The Art of the English Murder by Lucy Worsley
The book jacket says the book covers everything “from Jack the Ripper and Sherlock Holmes to Agatha Christie and Alfred Hitchcock.” I was sold on reading the book on those points alone! However, the book details much more than the most famous cases, characters, writers, and directors. It includes details about other crimes I had never heard of before reading the book. Although it’s nonfiction, it plays right into my favorite genre: murder, mystery, and suspense. (We’ll highlight that genre next week. In the meantime, see Mollie’s full review here.)
Rachel’s Picks:
Forgetting To Be Afraid: A Memoir, Wendy Davis
This filibustering hero spent 13 hours on her feet, with no break, to stand up for women’s rights. It takes great strength and fortitude to take a Democratic stand in Texas politics, and Wendy Davis has vast amounts of both. In her memoirs, she shares how her life experiences led her to where, and who, she is today.
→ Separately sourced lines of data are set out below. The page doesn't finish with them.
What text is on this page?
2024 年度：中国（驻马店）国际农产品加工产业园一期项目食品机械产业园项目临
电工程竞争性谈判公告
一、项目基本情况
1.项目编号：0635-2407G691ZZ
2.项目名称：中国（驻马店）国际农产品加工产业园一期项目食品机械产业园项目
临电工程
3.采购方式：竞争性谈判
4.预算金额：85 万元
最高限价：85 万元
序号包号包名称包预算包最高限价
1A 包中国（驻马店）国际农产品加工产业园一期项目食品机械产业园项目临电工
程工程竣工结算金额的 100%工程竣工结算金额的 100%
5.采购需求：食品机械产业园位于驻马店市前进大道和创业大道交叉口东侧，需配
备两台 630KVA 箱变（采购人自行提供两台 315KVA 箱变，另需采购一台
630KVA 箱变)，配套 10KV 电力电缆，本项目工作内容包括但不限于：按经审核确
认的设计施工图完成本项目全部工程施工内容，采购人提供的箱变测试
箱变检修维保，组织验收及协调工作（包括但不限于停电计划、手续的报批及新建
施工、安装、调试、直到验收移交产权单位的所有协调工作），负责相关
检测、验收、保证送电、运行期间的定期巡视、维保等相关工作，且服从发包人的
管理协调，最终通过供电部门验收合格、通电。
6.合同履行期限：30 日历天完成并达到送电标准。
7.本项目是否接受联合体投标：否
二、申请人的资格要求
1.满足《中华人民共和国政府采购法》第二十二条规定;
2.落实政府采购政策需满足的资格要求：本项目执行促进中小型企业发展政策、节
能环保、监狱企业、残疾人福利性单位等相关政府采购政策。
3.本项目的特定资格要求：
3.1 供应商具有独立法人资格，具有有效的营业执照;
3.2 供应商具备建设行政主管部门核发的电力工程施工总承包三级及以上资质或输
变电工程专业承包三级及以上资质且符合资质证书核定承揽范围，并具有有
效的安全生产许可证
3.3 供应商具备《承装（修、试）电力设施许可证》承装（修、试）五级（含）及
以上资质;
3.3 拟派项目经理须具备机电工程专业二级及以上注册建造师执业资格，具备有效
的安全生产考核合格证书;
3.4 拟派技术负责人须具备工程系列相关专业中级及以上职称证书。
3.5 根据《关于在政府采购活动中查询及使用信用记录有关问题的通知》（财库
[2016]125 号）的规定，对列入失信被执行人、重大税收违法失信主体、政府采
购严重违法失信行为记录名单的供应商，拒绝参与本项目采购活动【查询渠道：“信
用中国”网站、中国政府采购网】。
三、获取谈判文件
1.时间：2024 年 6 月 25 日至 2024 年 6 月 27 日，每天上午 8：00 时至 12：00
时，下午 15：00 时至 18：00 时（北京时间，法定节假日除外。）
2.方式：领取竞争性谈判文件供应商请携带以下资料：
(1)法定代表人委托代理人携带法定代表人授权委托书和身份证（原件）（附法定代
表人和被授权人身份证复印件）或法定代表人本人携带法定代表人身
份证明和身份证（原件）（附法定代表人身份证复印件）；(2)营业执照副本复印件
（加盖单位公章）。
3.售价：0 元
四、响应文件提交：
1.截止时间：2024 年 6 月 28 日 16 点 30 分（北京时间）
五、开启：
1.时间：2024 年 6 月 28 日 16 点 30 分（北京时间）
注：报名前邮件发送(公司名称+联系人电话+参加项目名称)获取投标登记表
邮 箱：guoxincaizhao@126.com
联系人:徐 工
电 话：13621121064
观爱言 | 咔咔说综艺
As You Wish: Inconceivable Tales from the Making of The Princess Bride by Cary Elwes and Joe Laden
The movie The Princess Bride is one of the great fantasy movies from my generation, and will remain timeless for generations to come. Actor Cary Elwes shares his personal experiences before, during, and after his life as “The Dread Pirate Roberts.” Elwes, along with anecdotal cameos by various cast and crew members, brings a warmth and humor to his stories that make the movie that much more magical.